Text & Fotos: Mathias Paulokat

Von wegen Volks-Porsche: der Porsche 914/6 GT mit 2,0-Liter Boxermotor ist ein Porsche für Kenner. Die seltenen GT-Modelle stellen die besonders sportliche Variante des kompakten Targa-Modells dar. Classic Driver Händler Jörg Bratke hat ein komplett neu aufgebautes Fahrzeug für das Meilenwerk, Forum für Fahrkultur, im Rallye- und Renneinsatz.

Es ist noch gar nicht so lange her, da schmunzelten manche Zeitgenossen abfällig über den Sportwagen mit der Kennung 914. „Das ist doch kein echter Porsche!“ lautete das Urteil über den kleinen Mittelmotor-Sportwagen mit Klappscheinwerfern in der flachen Front und luftigem Targadach über dem tief liegenden Cockpit, welches im hinteren Kofferraum verstaut werden konnte.

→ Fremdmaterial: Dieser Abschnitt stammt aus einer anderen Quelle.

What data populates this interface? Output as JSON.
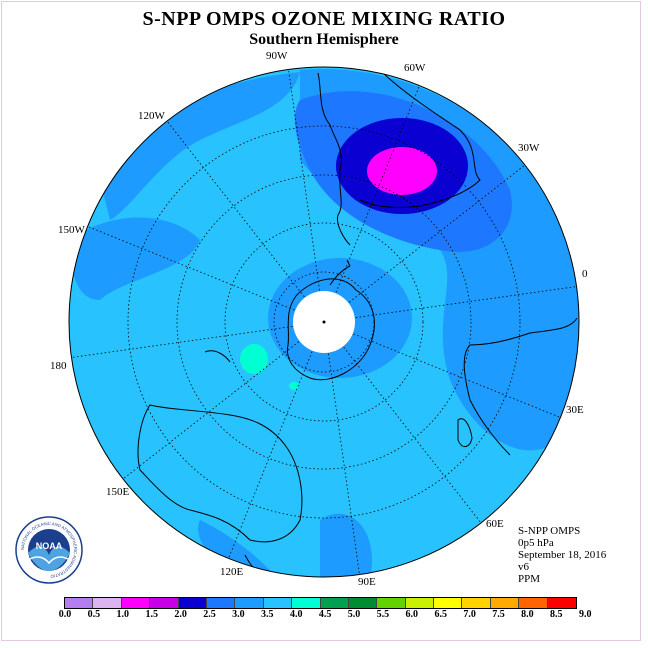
{
  "header": {
    "title": "S-NPP OMPS OZONE MIXING RATIO",
    "subtitle": "Southern Hemisphere"
  },
  "longitude_labels": [
    "90W",
    "60W",
    "30W",
    "0",
    "30E",
    "60E",
    "90E",
    "120E",
    "150E",
    "180",
    "150W",
    "120W"
  ],
  "info": {
    "instrument": "S-NPP OMPS",
    "level": "0p5 hPa",
    "date": "September 18, 2016",
    "version": "v6",
    "units": "PPM"
  },
  "logo": {
    "text": "NOAA",
    "ring_text": "NATIONAL OCEANIC AND ATMOSPHERIC ADMINISTRATION · U.S. DEPARTMENT OF COMMERCE"
  },
  "colorbar": {
    "ticks": [
      "0.0",
      "0.5",
      "1.0",
      "1.5",
      "2.0",
      "2.5",
      "3.0",
      "3.5",
      "4.0",
      "4.5",
      "5.0",
      "5.5",
      "6.0",
      "6.5",
      "7.0",
      "7.5",
      "8.0",
      "8.5",
      "9.0"
    ],
    "colors": [
      "#b57ef0",
      "#dcb4f0",
      "#ff00ff",
      "#c800e6",
      "#0a00d2",
      "#1e78ff",
      "#1e9bff",
      "#28c3ff",
      "#00ffd2",
      "#00a050",
      "#008c32",
      "#64d200",
      "#c8f000",
      "#ffff00",
      "#ffd200",
      "#ffaa00",
      "#ff6400",
      "#ff0000",
      "#a05a32"
    ]
  },
  "chart_data": {
    "type": "heatmap",
    "projection": "polar stereographic, Southern Hemisphere",
    "variable": "Ozone mixing ratio",
    "units": "PPM",
    "pressure_level": "0p5 hPa",
    "date": "September 18, 2016",
    "regions": [
      {
        "area": "background most of hemisphere",
        "value_range": [
          3.0,
          3.5
        ]
      },
      {
        "area": "outer band near 0-30E, 120W-150W sectors",
        "value_range": [
          2.5,
          3.0
        ]
      },
      {
        "area": "around South America 30W-60W",
        "value_range": [
          2.0,
          2.5
        ]
      },
      {
        "area": "core over south Atlantic near 45W",
        "value_range": [
          1.5,
          2.0
        ]
      },
      {
        "area": "maximum core",
        "value_range": [
          1.0,
          1.5
        ]
      },
      {
        "area": "small patch south of Australia",
        "value_range": [
          3.5,
          4.0
        ]
      },
      {
        "area": "polar hole (no data)",
        "value_range": null
      }
    ]
  }
}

In der Tat unterschied sich der 914 von seinem großen Bruder, dem klassischen Porsche 911 Targa in zahlreichen Punkten. Das aber ist heute längst kein Grund mehr, den VW-Porsche zu verschmähen.

Das Gegenteil ist der Fall. Gute Exemplare – vor allem solche, mit dem stärkeren Sechszylinder-Boxermotor – sind gesucht. Es handelt sich um junge Klassiker mit Zeitgeist-Kult. Und originale Fahrzeuge in gutem Zustand können in punkto Fahrzeugwert mit klassischen 911er locker mithalten. „Der 914/6 GT spielt allerdings noch eine Liga höher“, erklärt Jörg Bratke von Bergen, der als Classic Driver Händler bei der Rallye Hamburg-Berlin Klassik dem Meilenwerk-Rennteam angehört. „Der GT stellt die renntaugliche Version des 914 dar. Unser Auto aus dem Jahr 1972 ist ein originalgetreuer Aufbau des einstigen Max Moritz Rennwagens. Entsprechende FIA-Papiere gemäß Anhang K begleiten das Fahrzeug.“

Die Entstehung des 914

Porsche und Volkswagen, das ist keine neue Liaison. Was mit dem Ur-Käfer begann, nahm im Laufe der Geschichte immer wieder neue Formen an. So wollte Volkswagen Mitte der 1960er Jahre den zwischenzeitlich veralteten Volkswagen Karmann Ghia durch ein modernes Fahrzeug ersetzen. Es sollte ausreichend sportlich und vor allem massentauglich sein. Die seinerzeit engen Bande zwischen VW und Porsche führten zu einer Kooperation. Denn Porsche besaß zu dem Zeitpunkt im Segment für das breite Publikum kein überzeugendes Fahrzeug. Die Epoche der lange gebauten 356er Modelle war bereits vorüber. Und der Porsche 912, eine Vierzylinder-Sparvariante des 911, konnte sich aufgrund von Kraftermangelung nicht am Markt durchsetzen.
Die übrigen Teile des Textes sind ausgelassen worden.